Economies of scale and overhead efficiencies driving an increase in mature operating margin to 14.4% (H1 2013: 10.6%)
Strong cash generation, with mature free cash flow representing 7.6p per share (11.1% free cash flow margin)
Continue to invest in the business to ensure sustainable, long-term returns
£148.5m invested in growth adding 194 new centres and three new countries, building on our successful investment history, with 2010 and 2011 centres earning post-tax returns of 25%
Continued progress made with Third Place:
o Landmark deal signed with Singapore Government
o New Third Place locations opened in Heathrow and Gatwick airports
Due to strong deal pipeline we now expect to open at least 450 business centres in 2014
Mark Dixon, Chief Executive of Regus, said:
"Regus has had a strong half year. We have grown our network at an impressive rate and improved earnings. Our Mature centres continue to deliver good returns and continue to convert earnings into cash. Our New centres are also progressing well.

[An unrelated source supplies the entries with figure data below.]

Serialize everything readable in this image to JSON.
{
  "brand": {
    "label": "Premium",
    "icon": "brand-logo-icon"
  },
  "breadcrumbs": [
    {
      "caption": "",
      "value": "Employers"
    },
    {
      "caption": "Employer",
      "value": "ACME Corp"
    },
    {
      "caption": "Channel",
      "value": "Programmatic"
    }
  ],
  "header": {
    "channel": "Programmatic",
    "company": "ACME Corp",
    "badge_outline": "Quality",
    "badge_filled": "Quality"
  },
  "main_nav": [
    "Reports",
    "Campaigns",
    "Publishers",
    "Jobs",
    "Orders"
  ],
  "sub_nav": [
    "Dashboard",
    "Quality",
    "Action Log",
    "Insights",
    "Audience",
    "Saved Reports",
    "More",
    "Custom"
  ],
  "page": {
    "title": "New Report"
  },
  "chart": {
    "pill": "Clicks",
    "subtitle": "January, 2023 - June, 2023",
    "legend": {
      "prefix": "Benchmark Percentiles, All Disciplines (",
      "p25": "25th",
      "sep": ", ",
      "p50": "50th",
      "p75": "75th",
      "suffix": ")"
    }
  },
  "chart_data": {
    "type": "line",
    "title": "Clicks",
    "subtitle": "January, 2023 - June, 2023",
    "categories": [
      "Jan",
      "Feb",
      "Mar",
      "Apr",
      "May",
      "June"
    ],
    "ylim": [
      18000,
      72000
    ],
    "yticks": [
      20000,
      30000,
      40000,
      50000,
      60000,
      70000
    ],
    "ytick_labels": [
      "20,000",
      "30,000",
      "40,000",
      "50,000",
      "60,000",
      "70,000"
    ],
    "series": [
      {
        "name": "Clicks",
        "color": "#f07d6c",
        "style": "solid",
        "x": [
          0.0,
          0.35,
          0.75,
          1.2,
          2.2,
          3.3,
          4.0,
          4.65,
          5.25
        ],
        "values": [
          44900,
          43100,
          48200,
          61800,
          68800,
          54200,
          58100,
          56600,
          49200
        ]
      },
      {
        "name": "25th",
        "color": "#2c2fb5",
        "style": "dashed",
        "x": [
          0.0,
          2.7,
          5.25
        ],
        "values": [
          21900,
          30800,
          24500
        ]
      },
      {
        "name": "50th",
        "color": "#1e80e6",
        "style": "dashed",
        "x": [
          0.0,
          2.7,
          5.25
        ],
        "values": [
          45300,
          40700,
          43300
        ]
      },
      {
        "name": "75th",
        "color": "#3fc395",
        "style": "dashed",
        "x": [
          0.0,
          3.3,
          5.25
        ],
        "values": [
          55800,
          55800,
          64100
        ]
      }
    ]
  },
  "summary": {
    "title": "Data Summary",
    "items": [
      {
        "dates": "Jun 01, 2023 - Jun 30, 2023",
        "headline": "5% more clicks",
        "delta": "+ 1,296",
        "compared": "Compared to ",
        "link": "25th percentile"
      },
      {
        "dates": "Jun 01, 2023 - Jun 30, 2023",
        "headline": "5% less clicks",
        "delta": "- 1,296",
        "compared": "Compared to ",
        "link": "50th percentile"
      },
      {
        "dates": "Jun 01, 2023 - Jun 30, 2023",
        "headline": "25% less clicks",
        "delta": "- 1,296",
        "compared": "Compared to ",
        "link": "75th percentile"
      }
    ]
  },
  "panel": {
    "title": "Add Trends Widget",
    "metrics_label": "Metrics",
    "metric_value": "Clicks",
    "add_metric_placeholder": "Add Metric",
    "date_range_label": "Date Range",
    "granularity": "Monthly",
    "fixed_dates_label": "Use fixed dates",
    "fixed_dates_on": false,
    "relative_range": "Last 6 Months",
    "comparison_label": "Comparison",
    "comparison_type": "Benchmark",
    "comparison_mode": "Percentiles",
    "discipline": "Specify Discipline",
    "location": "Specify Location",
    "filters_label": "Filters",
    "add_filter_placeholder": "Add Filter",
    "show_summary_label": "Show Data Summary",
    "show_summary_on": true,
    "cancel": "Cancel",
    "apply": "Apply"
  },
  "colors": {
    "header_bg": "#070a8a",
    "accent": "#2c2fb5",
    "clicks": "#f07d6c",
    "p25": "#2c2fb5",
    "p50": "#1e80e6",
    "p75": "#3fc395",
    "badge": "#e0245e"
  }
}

The rapid pace of change within the world of work presents many opportunities for us to help businesses be more successful. We continue to find compelling opportunities to invest and generate returns well in excess of our cost of capital. These returns underpin our growth strategy and accordingly, given the scale of the opportunity and our ambition, we now plan to add at least 450 business centres in 2014. While this will lead to additional opening costs and initial operating losses which will impact the Group's full year results, we remain confident that our strategy to make significant investments this year will drive future revenue, profit and cash flow.
Overhead control remains a core focus for the Group and we are pleased with further progress in this area. We are constantly shaping our structure and processes to ensure this continues.
Overall, our underlying momentum is strong. We remain confident about the rest of the year, although our reported results will reflect the strength of sterling."